Most of us knew that the Crusades were undertaken to capture Jerusalem and Israel from the Muslims and that many, many Muslims were killed during those wars. What is less well-known is that the first major victims of the first Crusade were Europe's Jews.
This history is told eloquently here in the New York Times Sunday Review.
THE first victims of the First Crusade, inspired in 1096 by the supposedly sacred mission of retaking Jerusalem from Muslims, were European Jews. Anyone who considers it religiously and politically transgressive to compare the behavior of medieval Christian soldiers to modern Islamic terrorism might find it enlightening to read this bloody story, as told in both Hebrew and Christian chronicles. ...
Just as the Crusades were integrally linked to Roman Catholicism in the Middle Ages, terrorist movements today are immersed in a particular anti-modern interpretation of Islam. This does not imply that a majority of Muslims agree with violent religious ideology. It does mean that the terrorists’ brand of belief plays a critical role in their savage assault on human rights.
Cultural ignoramuses portrayed President Obama’s references to the Crusades and the Inquisition at the recent National Prayer Breakfast as an excuse for Islamic terrorism, but the president’s allusions could and should have been used as an opportunity to reflect on the special damage inflicted in many historical contexts by warriors seeking conquest in the name of their god.
The details set out there are appalling: Jews were forced to pay protection money, forcibly converted to Christianity, or exiled. Thousands were killed even after having paid extortionate protection money.
A similar account appears here.
The Crusades turned into campaigns of slaughter, rape, and pillage, and woe to the poor Jews in the way. Indeed, the Crusades mark the first large-scale European mob violence directed against Jews which is going to become, unfortunately, the pattern for the next hundreds of years. The later pogroms are just going to be a repeat of this idea.
The Jews were not the only ― and in fact, not the primary ― victims of the Crusaders. Muslims were. ...

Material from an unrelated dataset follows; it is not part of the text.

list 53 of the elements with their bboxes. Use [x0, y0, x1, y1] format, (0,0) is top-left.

[A]bout 30%-50% of the Jewish community of Europe met its end. Some 10,000 Jews of an estimated population of about 20,000-30,000 were slaughtered by Crusaders mobs.
And the conclusion from the Sunday Review article:
What we actually see today is a standard of medieval behavior upheld by modern fanatics who, like the crusaders, seek both religious and political power through violent means. They offer a ghastly and ghostly reminder of what the Western world might look like had there never been religious reformations, the Enlightenment and, above all, the separation of church and state.